Barack Obama declared last year, that “if I had a son, he’d look like Trayvon” Martin, a boy who was killed by a neighborhood watch volunteer in February 2012. This statement by America’s first black president was touching. A year later, the murderer of the young 17-year-old African-American high school student, a man named George Zimmerman, born to a White father and a Hispanic mother, was acquitted in Florida. While the legitimacy of the verdict pronounced by a popular jury, which was strangely composed of six women — five White and one Hispanic — was not contested, the acquittal has nonetheless raised numerous questions, as the trial was experienced more as a X-ray of today’s America than as a judicial procedure.
The trial was a reminder that the idea that a post-racial society had seen the light of day overnight following Barack Obama’s election was a myth.
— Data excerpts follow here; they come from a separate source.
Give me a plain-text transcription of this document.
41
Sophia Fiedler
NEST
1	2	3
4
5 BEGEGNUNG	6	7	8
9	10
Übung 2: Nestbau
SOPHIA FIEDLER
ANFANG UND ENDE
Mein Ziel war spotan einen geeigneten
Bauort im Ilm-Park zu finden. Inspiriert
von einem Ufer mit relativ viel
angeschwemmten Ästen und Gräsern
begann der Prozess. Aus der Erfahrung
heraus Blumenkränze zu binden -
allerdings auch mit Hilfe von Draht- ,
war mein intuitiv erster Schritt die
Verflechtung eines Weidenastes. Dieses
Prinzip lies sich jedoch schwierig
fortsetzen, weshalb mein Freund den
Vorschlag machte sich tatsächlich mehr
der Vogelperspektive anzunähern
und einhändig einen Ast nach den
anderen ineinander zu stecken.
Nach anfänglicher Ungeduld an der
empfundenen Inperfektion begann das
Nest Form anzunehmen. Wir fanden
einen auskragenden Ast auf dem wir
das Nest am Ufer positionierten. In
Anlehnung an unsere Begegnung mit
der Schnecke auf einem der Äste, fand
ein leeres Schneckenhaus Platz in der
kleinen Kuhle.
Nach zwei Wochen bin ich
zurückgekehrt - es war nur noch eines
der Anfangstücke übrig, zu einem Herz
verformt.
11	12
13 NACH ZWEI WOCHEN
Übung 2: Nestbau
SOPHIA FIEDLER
However, we tend to take refuge in these illusions. Racism no longer figures as a socially acceptable reason to justify discriminatory practices. The zeal with which the accusations refused to address the possibility of Trayvon Martin being racially profiled is such an example.
A recently released book, “The New Jim Crow”, which discusses laws enforced until the 1960’s that discriminated against African-Americans, underlines it: America replaced the caste system with the mass control of African-Americans, using the bias of the judicial and prison system. While they only represent 12 percent of the population, 42 percent of those sentenced to death are African-American.
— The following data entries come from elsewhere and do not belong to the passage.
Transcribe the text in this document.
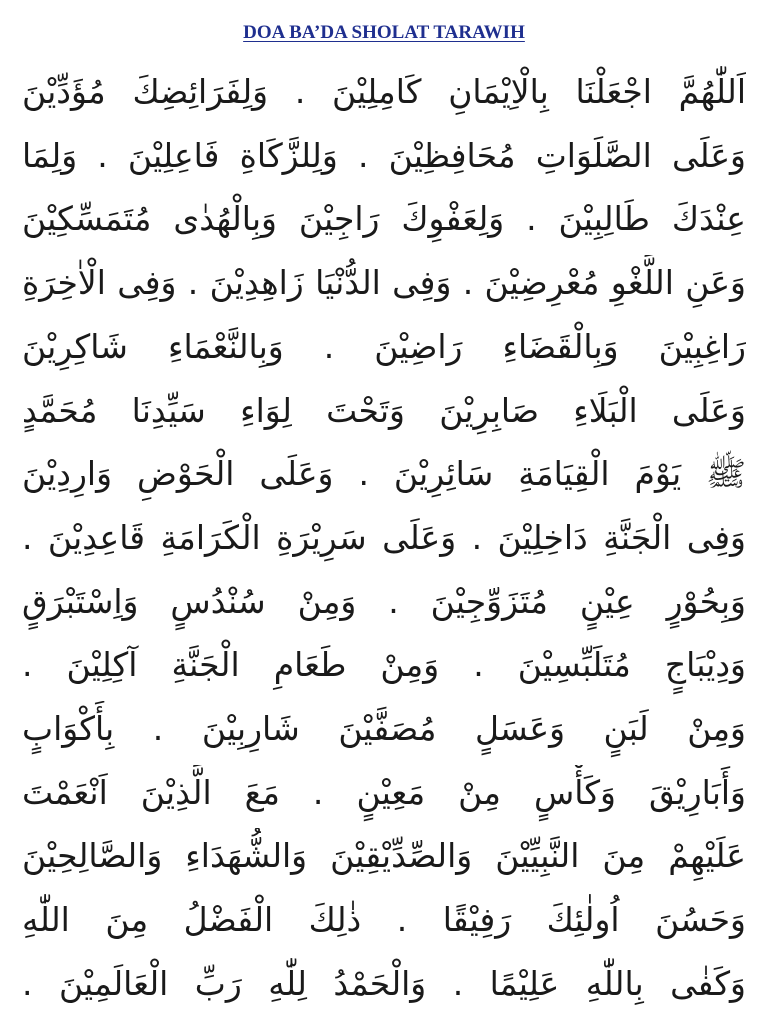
DOA BA’DA SHOLAT TARAWIH
اَللّٰهُمَّ اجْعَلْنَا بِالْاِيْمَانِ كَامِلِيْنَ . وَلِفَرَائِضِكَ مُؤَدِّيْنَ
وَعَلَى الصَّلَوَاتِ مُحَافِظِيْنَ . وَلِلزَّكَاةِ فَاعِلِيْنَ . وَلِمَا
عِنْدَكَ طَالِبِيْنَ . وَلِعَفْوِكَ رَاجِيْنَ وَبِالْهُدٰى مُتَمَسِّكِيْنَ
وَعَنِ اللَّغْوِ مُعْرِضِيْنَ . وَفِى الدُّنْيَا زَاهِدِيْنَ . وَفِى الْاٰخِرَةِ
رَاغِبِيْنَ وَبِالْقَضَاءِ رَاضِيْنَ . وَبِالنَّعْمَاءِ شَاكِرِيْنَ
وَعَلَى الْبَلَاءِ صَابِرِيْنَ وَتَحْتَ لِوَاءِ سَيِّدِنَا مُحَمَّدٍ
ﷺ يَوْمَ الْقِيَامَةِ سَائِرِيْنَ . وَعَلَى الْحَوْضِ وَارِدِيْنَ
وَفِى الْجَنَّةِ دَاخِلِيْنَ . وَعَلَى سَرِيْرَةِ الْكَرَامَةِ قَاعِدِيْنَ .
وَبِحُوْرٍ عِيْنٍ مُتَزَوِّجِيْنَ . وَمِنْ سُنْدُسٍ وَاِسْتَبْرَقٍ
وَدِيْبَاجٍ مُتَلَبِّسِيْنَ . وَمِنْ طَعَامِ الْجَنَّةِ آكِلِيْنَ .
وَمِنْ لَبَنٍ وَعَسَلٍ مُصَفَّيْنَ شَارِبِيْنَ . بِأَكْوَابٍ
وَأَبَارِيْقَ وَكَأْسٍ مِنْ مَعِيْنٍ . مَعَ الَّذِيْنَ اَنْعَمْتَ
عَلَيْهِمْ مِنَ النَّبِيِّيْنَ وَالصِّدِّيْقِيْنَ وَالشُّهَدَاءِ وَالصَّالِحِيْنَ
وَحَسُنَ اُولٰئِكَ رَفِيْقًا . ذٰلِكَ الْفَضْلُ مِنَ اللّٰهِ
وَكَفٰى بِاللّٰهِ عَلِيْمًا . وَالْحَمْدُ لِلّٰهِ رَبِّ الْعَالَمِيْنَ .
It is not surprising that George Zimmerman’s acquittal was experienced as new discrimination. It is an addition to two Supreme Court decisions that threaten the black community: one weakening the principle of affirmative action in universities; the other repealing a fundamental clause in the Voting Rights Act of 1965, which required states that had practiced racial segregation to submit any modifications to their voting procedures to Washington for review.
The other major lesson learned from this verdict concerns self-defense. The acquittal confirms the right to use one’s firearm if one feels the threat of death or bodily harm, a principle anchored in the Stand Your Ground law that is in force in Florida, along with twenty other states. The notion remains vague, and the state has turned into a promoter of cowboy behavior that is not worthy of a modern, democratic society. But it attests to the reigning power of the National Rifle Association, the gun lobby.